The devoted nurse, passive to the point of self-erasure, is a trope which horror films have long delighted inverting — see Nurse Ratched (One Flew Over the Cuckoo’s Nest), Annie Wilkes (Misery), Charlotte Diesel (High Anxiety), The Babadook’s Amelia, and Fragile’s Amy. The trend is for these nurses to emasculate their male patients or otherwise ‘bust their balls’; here, horror derives from a kind of one-dimensional joke, whereby something you thought was inactive, like a doll, suddenly becomes animated. The trope reaches its logical conclusion with Silent Hill’s twitching ‘Puppet Nurses’, rendered faceless but with push-up bras and several buttons undone on their low-cut blouses.

Maud might be many things, but she isn’t passive. The film as a whole presents notions of devotion and care in all their complexity: to what or to whom should we devote our lives? Who, or which system, would look after one of us if we happened to slip through the safety nets?

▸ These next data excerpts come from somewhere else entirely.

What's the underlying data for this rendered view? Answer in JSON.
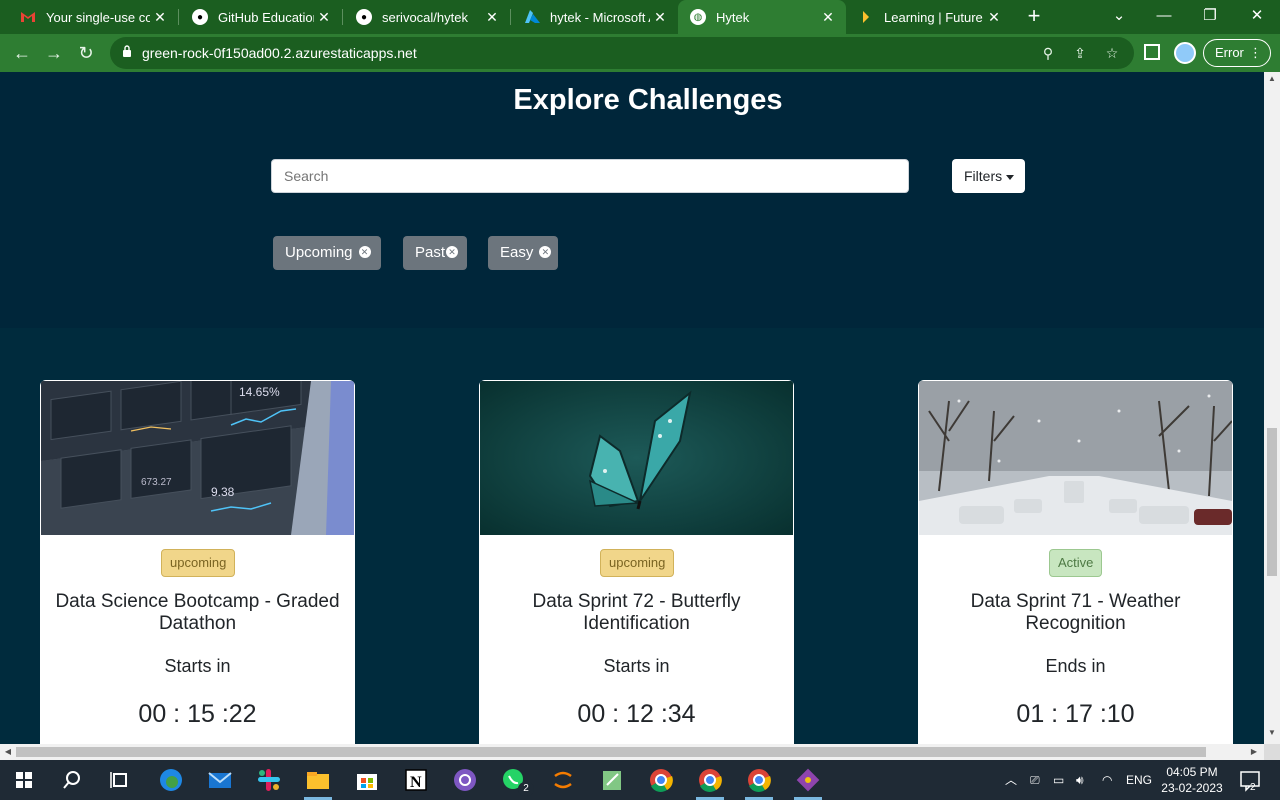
{
  "browser": {
    "tabs": [
      {
        "title": "Your single-use code",
        "favicon": "gmail-icon",
        "color": "#d93025"
      },
      {
        "title": "GitHub Education",
        "favicon": "github-icon",
        "color": "#000000"
      },
      {
        "title": "serivocal/hytek",
        "favicon": "github-icon",
        "color": "#000000"
      },
      {
        "title": "hytek - Microsoft Azure",
        "favicon": "azure-icon",
        "color": "#0089d6"
      },
      {
        "title": "Hytek",
        "favicon": "globe-icon",
        "color": "#ffffff"
      },
      {
        "title": "Learning | Future Ready",
        "favicon": "learning-icon",
        "color": "#fbc02d"
      }
    ],
    "url": "green-rock-0f150ad00.2.azurestaticapps.net",
    "error_label": "Error"
  },
  "page": {
    "heading": "Explore Challenges",
    "search_placeholder": "Search",
    "filters_label": "Filters",
    "chips": [
      "Upcoming",
      "Past",
      "Easy"
    ],
    "cards": [
      {
        "status": "upcoming",
        "title": "Data Science Bootcamp - Graded Datathon",
        "label": "Starts in",
        "timer": "00 : 15 :22",
        "image": "dashboard-screen-image"
      },
      {
        "status": "upcoming",
        "title": "Data Sprint 72 - Butterfly Identification",
        "label": "Starts in",
        "timer": "00 : 12 :34",
        "image": "butterfly-image"
      },
      {
        "status": "Active",
        "title": "Data Sprint 71 - Weather Recognition",
        "label": "Ends in",
        "timer": "01 : 17 :10",
        "image": "snowy-street-image"
      }
    ]
  },
  "taskbar": {
    "language": "ENG",
    "time": "04:05 PM",
    "date": "23-02-2023",
    "whatsapp_badge": "2",
    "notification_count": "2"
  }
}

William Blake, The Good and Evil Angels

Notably, around the film’s midpoint, Maud drinks and hooks up with strangers in a self-destructive spiral. Our image of her Catholicism is thrown into stark relief: it’s far more idiosyncratic, less puritanical, flimsier and more desperate than we might have expected.

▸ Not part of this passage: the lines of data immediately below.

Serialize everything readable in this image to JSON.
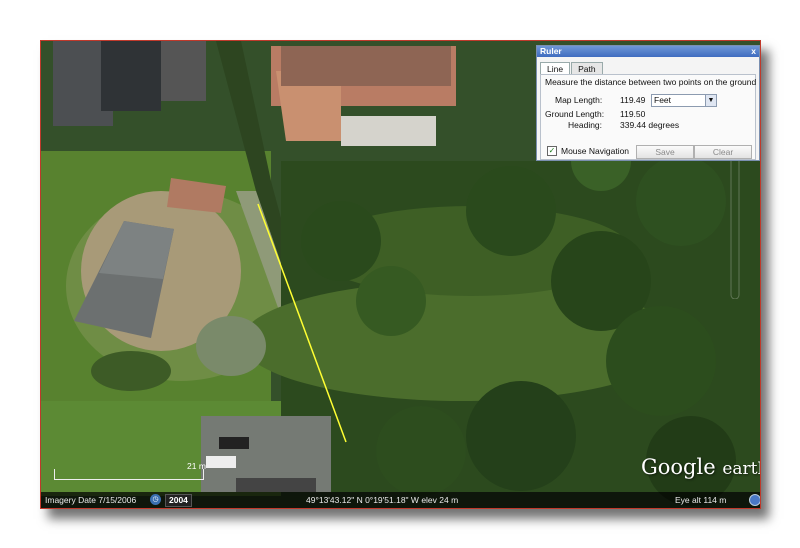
{
  "ruler": {
    "title": "Ruler",
    "close": "x",
    "tabs": [
      "Line",
      "Path"
    ],
    "description": "Measure the distance between two points on the ground",
    "map_length_label": "Map Length:",
    "map_length_value": "119.49",
    "units": "Feet",
    "ground_length_label": "Ground Length:",
    "ground_length_value": "119.50",
    "heading_label": "Heading:",
    "heading_value": "339.44 degrees",
    "mouse_nav_label": "Mouse Navigation",
    "mouse_nav_checked": true,
    "save_label": "Save",
    "clear_label": "Clear"
  },
  "status": {
    "imagery_date": "Imagery Date  7/15/2006",
    "year_badge": "2004",
    "coordinates": "49°13'43.12\" N   0°19'51.18\" W  elev   24 m",
    "eye_alt": "Eye alt   114 m"
  },
  "branding": {
    "google": "Google",
    "earth": "earth"
  },
  "scale_label": "21 m",
  "measure_line_color": "#ffff33"
}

Throughout the film, care — which includes care of the home / cleaning — is embodied: an ambiguous queer tension plays out with each touch of the leg in a physiotherapy session, with each bath, and when Maud tucks Amanda in at night and leans in close to whisper to her the words of the Lord. One scene sees Maud burning the back of her hand on the agar; her subservience throughout seems to be a kind of self-imposed punishment. She’s actively her own jailkeeper; at least part of the film’s psychological horror derives from the fact that we all recognise what it’s like to confuse our sense of pleasure with notions of self-control.

Through voiceover, Glass gives us a too-close proximity to a mindset where devotion equals downfall. As we occupy this troubled headspace, Saint Maud becomes an exquisitely executed character study, rather than a rehearsal of tropes. Allowing us access to the subjectivity of a nurse as a means to critique the society she practices in might just be the most Blakean thing about this film.

Array

‘ALL THE GOOD GIRLS GO TO HELL’

When the voices of children are heard on the green

And whisprings are in the dale,

The days of my youth rise fresh in my mind,

My face turns green and pale.  

 

Then come home, my children, the sun is gone down,
And the dews of night arise;

Your spring and your day are wasted in play,

And your winter and night in disguise.


                   - Nurse’s Song, William Blake

In Blake’s Nurse’s Song, as in Glass’ film, we occupy the repressive mindset of a quasi-parental authority; here, the ‘green and pale’ (read: sick) internal machinations of a nurse. Certainly, those ‘whisprings’ sound ominous, especially combined with ‘disguise’.

Both express the idea of concealment, perhaps of the nurse’s true self in order to fit in socially. As Saint Maud continues, it becomes clearer and clearer that our protagonist’s religious mythology is a cloak to hide something far darker within herself; self-immolation giving rise to self-hatred. Like an epiphany in reverse, Saint Maud asks how much of ourselves we disguise and conceal in the pursuit of self-effacing acclaim — an enduring paradox, illuminating a hunger-to-be-good inverting before our eyes.